Language of document :

Verzoek om een prejudiciële beslissing ingediend door de Sofiyski rayonen sad (Bulgarije) op 15 maart 2021 – Profi Credit Bulgaria EOOD / T.I.T.

(Zaak C-170/21)

Procestaal: Bulgaars

Verwijzende rechter

Sofiyski rayonen sad

Partijen in het hoofdgeding

Verzoekende partij: Profi Credit Bulgaria EOOD

Verwerende partij: T.I.T.

Prejudiciële vragen

Dient artikel 6, lid 1, van richtlijn 93/13/EEG1 aldus te worden uitgelegd dat in procedures waarbij de schuldenaar tot aan de uitvaardiging van een rechterlijk betalingsbevel geen partij is de rechter ambtshalve moet onderzoeken of een contractueel beding oneerlijk is, en indien hij vermoedt dat dit het geval is, dit beding buiten toepassing moet laten?

Voor het geval de eerste vraag bevestigend wordt beantwoord, moet de nationale rechter de uitvaardiging van een rechterlijk betalingsbevel dan volledig weigeren, wanneer de vordering gedeeltelijk op een oneerlijk contractueel beding is gebaseerd dat mede de omvang van de opgeëiste schuldvordering bepaalt?

Voor het geval de eerste vraag bevestigend en de tweede vraag ontkennend wordt beantwoord, moet de nationale rechter de uitvaardiging van een rechterlijk bevel dan weigeren voor dat deel van de vordering dat op het oneerlijke beding is gebaseerd?

Voor het geval de derde vraag bevestigend wordt beantwoord, is de rechter dan verplicht, en zo ja, onder welke voorwaarden, om ambtshalve rekening houden met de gevolgen van het oneerlijke karakter van een beding, wanneer er informatie beschikbaar is over een daarop gebaseerde betaling, onder meer door deze betaling te verrekenen met andere uit de overeenkomst voortvloeiende schulden?

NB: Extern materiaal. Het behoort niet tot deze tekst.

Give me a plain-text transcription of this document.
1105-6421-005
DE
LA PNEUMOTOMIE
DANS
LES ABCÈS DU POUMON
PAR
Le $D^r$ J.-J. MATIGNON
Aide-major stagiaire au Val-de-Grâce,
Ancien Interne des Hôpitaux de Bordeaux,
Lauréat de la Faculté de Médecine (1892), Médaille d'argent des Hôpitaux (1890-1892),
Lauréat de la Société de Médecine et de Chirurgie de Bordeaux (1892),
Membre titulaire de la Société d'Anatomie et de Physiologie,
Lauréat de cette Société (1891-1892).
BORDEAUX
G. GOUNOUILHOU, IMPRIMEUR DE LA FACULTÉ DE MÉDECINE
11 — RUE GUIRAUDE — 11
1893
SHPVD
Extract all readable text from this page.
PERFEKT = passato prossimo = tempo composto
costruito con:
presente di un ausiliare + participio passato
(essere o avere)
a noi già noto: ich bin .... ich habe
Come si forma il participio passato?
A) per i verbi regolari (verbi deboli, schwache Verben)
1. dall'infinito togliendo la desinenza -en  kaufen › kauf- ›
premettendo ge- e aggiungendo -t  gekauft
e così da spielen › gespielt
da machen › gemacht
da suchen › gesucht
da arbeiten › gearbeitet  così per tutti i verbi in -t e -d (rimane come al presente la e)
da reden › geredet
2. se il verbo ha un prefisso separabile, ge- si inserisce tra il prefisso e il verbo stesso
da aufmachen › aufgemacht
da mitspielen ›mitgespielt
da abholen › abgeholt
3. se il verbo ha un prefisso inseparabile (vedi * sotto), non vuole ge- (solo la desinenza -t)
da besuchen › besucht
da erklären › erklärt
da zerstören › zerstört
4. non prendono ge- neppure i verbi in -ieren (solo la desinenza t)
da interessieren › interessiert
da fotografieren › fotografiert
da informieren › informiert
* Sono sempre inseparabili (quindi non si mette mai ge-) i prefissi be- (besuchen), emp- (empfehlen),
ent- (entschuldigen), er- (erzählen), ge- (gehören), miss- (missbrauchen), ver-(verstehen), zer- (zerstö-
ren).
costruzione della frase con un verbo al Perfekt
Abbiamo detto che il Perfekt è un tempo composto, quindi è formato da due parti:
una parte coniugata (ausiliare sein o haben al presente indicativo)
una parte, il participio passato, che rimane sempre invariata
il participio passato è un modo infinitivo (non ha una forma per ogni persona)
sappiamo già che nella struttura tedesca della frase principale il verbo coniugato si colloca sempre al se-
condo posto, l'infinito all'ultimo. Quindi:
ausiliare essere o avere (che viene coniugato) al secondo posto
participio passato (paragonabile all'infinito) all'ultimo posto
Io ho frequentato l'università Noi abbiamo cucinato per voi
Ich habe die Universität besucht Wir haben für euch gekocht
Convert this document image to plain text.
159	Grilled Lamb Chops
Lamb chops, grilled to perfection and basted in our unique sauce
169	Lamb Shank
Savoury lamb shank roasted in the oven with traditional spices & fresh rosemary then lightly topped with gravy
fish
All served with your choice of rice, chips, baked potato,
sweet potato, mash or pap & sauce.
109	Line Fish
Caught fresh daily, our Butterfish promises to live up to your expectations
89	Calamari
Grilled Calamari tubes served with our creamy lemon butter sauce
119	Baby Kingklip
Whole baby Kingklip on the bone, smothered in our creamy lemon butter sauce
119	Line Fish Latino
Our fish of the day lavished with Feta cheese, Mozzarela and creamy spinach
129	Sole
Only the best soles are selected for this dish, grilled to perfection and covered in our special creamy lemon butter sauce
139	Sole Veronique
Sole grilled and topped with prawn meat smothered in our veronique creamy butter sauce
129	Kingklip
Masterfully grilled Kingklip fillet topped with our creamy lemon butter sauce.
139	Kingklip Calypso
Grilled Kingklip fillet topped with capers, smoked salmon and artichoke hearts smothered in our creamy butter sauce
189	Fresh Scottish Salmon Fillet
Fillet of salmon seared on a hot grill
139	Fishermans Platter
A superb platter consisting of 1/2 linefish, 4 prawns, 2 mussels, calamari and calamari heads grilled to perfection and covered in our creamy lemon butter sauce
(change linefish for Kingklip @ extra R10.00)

Voor het geval de vierde vraag bevestigend wordt beantwoord, is de nationale rechter dan gebonden aan de aanwijzingen van een hogere rechter − die naar nationaal recht voor de rechter tegen wiens uitspraak beroep is ingesteld bindend zijn −, wanneer daarin geen rekening wordt gehouden met de gevolgen van het oneerlijke karakter van een beding?

____________

1     Richtlijn 93/13/EEG van de Raad van 5 april 1993 betreffende oneerlijke bedingen in consumentenovereenkomsten (PB 1993, L 95, blz. 29).